I agree with your post. I'd just like to add a couple of comments:
> if the provider (bank) is compromised and salted passwords leaked it doesn't matter, they have already compromised the bank and your account.
It matters if the only thing that was leaked/compromised was the hashed password database, but not much else.
In fact, the ones who leak the hashed passwords may not be the same as those who hack your accounts, just look at all the leaks tracked by https://haveibeenpwned.com and consider that anyone could download those hashed passwords and crack them.
> And i still do not think you can quickly crack a password such as "This15aVERY!!securepasswordEH?!!?"? i could be wrong here
You could be right, but I wouldn't be surprised if you were wrong here...
Decades ago, the "John The Ripper" cracker was already very good at cracking these kinds of passwords (when CPUs were single core and much, much slower, and it wasn't even possible to run software on a GPU).
John the Ripper was already capable of using many extremely extensive word lists (in different languages) to quickly run through many such passwords, and simply mutating the password by using l33t speak and adding a few numbers, symbols or using mixed case are extremely popular password strengthening techniques which the software was still capable of cracking very quickly, since that doesn't add much entropy.
Although at the time it probably couldn't crack such a "long" password, I'm sure this type of software has become better and the hardware has definitely become many orders of magnitude faster and more parallel, so I wouldn't be surprised if the example you mentioned is well within "can crack quickly and relatively cheaply" territory, even when using salt, as long as the service is using a traditional password hashing algorithm (and not one of the newer compute-hard or memory-hard KDFs).
I mean, to have an idea of the magnitude of the problem, the brainwallet cracking stories of a decade ago were already pretty mindblowing (even considering that it's a "no salt" scenario).
I don't remember the exact details, but I think there were cases of people using an airgapped computer to compute the SHA-256 hash of some obscure passage of some obscure book or poem in some obscure language and the bitcoins were stolen within seconds of being transferred to these wallets (although, yes, due to the "no salt" problem, it stands to reason that all of these wallets were pre-computed by the attacker).
But still, personally I'd feel a lot more comfortable just using and storing a completely random password with a perfectly known amount of entropy, just to be safe, and deal with the compromised device problem in some other way (such as having a dedicated password management device, like a hardware wallet, if you're really that paranoid).
you were the one that compared it to ssh keys and again: you do not secure root accounts with an ssh keys. Or are you arguing that you should just drop public ssh keys into /root and enable root login?
so how are passkeys are different then ssh keys? there is a private and public key, and if someone gets your private key they get access to everything it unlocks.
they can be sync'd between devices (ie from a secure to compromised), exported, etc exactly like a private ssh key
also i'm not here arguing against passkeys - just pointing out that a long, unique password used in 1 place, that is also not saved anywhere digitally and only exists in my head is going to be more secure then passkeys due to the nature of how they work.
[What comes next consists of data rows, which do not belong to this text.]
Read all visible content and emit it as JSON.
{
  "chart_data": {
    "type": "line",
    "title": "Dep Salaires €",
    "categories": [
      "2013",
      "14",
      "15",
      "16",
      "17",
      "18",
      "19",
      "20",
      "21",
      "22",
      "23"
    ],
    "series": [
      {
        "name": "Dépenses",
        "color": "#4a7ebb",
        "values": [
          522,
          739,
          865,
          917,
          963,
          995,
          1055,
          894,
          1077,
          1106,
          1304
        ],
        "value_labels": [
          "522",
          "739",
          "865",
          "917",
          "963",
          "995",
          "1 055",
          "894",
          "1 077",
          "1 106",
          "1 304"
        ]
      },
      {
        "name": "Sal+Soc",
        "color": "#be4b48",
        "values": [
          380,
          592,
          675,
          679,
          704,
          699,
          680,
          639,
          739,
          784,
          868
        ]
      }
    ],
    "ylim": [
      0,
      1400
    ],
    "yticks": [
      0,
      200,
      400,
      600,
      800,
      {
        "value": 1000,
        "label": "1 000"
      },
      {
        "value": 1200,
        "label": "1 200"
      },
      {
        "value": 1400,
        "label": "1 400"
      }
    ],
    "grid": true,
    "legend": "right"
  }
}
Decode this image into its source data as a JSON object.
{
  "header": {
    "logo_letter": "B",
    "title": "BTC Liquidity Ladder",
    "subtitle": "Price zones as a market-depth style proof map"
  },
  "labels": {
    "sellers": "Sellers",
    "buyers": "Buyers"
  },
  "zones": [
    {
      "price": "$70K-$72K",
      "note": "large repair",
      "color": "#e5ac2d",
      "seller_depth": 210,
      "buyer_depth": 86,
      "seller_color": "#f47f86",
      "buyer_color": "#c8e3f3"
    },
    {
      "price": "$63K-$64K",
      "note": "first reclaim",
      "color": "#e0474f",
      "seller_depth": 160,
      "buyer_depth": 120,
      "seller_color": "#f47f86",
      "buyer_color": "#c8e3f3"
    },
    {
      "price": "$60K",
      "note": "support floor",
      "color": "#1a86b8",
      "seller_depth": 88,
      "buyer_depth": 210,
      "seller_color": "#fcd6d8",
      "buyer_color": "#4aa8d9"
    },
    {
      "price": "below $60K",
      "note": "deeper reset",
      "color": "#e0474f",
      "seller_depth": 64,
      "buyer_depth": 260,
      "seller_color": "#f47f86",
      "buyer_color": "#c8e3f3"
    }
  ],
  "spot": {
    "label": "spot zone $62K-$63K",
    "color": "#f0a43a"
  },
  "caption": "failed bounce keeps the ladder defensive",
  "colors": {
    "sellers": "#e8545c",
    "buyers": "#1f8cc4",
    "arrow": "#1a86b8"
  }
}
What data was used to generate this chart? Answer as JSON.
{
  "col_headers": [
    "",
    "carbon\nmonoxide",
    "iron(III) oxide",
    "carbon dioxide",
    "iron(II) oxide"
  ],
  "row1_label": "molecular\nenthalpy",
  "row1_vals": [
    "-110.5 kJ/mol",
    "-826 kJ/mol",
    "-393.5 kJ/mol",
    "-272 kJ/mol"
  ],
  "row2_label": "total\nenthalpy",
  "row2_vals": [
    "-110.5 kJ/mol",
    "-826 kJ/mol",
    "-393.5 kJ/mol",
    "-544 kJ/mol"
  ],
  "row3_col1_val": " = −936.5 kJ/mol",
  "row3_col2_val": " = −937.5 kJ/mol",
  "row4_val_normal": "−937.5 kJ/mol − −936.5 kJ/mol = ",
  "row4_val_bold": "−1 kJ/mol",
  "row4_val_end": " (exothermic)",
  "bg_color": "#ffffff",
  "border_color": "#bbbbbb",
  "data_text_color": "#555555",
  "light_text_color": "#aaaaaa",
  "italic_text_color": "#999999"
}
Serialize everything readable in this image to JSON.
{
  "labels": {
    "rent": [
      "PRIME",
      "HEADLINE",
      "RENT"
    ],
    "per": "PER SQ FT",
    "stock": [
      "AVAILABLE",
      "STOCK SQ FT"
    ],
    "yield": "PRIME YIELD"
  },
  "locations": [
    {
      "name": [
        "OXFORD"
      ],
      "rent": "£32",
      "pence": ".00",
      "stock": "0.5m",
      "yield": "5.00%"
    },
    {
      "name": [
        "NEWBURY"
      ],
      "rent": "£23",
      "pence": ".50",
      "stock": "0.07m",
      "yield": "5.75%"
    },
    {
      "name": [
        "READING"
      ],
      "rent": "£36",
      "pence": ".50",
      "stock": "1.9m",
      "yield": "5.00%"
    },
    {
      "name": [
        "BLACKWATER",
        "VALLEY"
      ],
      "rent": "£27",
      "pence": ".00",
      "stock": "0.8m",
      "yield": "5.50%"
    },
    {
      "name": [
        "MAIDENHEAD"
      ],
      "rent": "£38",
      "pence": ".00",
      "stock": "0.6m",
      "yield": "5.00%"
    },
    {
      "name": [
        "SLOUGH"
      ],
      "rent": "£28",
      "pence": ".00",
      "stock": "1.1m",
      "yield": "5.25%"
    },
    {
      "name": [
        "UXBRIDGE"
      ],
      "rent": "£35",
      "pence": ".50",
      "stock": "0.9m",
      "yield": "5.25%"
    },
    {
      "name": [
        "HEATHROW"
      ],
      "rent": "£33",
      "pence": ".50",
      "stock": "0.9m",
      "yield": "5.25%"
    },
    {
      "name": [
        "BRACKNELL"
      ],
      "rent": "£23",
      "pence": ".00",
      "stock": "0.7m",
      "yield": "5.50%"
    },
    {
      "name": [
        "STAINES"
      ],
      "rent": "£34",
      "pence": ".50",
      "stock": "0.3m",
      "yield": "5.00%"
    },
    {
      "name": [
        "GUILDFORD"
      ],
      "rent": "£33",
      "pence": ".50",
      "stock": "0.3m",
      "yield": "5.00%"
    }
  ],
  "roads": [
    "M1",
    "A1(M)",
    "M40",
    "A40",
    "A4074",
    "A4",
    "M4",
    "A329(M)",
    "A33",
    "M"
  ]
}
IMO physical security keys are better left as second-factor authentication, to be used _in addition_ to passkeys in certain high-security contexts; particularly where resistance to cloning is a critical feature. Resident keys aren't necessary for that use case since by the time you get to the second factor step you already know the account you're trying to log into.
Further, the autocomplete functionality afforded by resident keys is important for the UX of passkeys in my opinion. I don't think it makes sense to sacrifice that in order to to retain backwards compatibility with a small number of keys that only security nerds use. (Though if there were a way to maintain that UX without using resident keys I'd be cool with that.)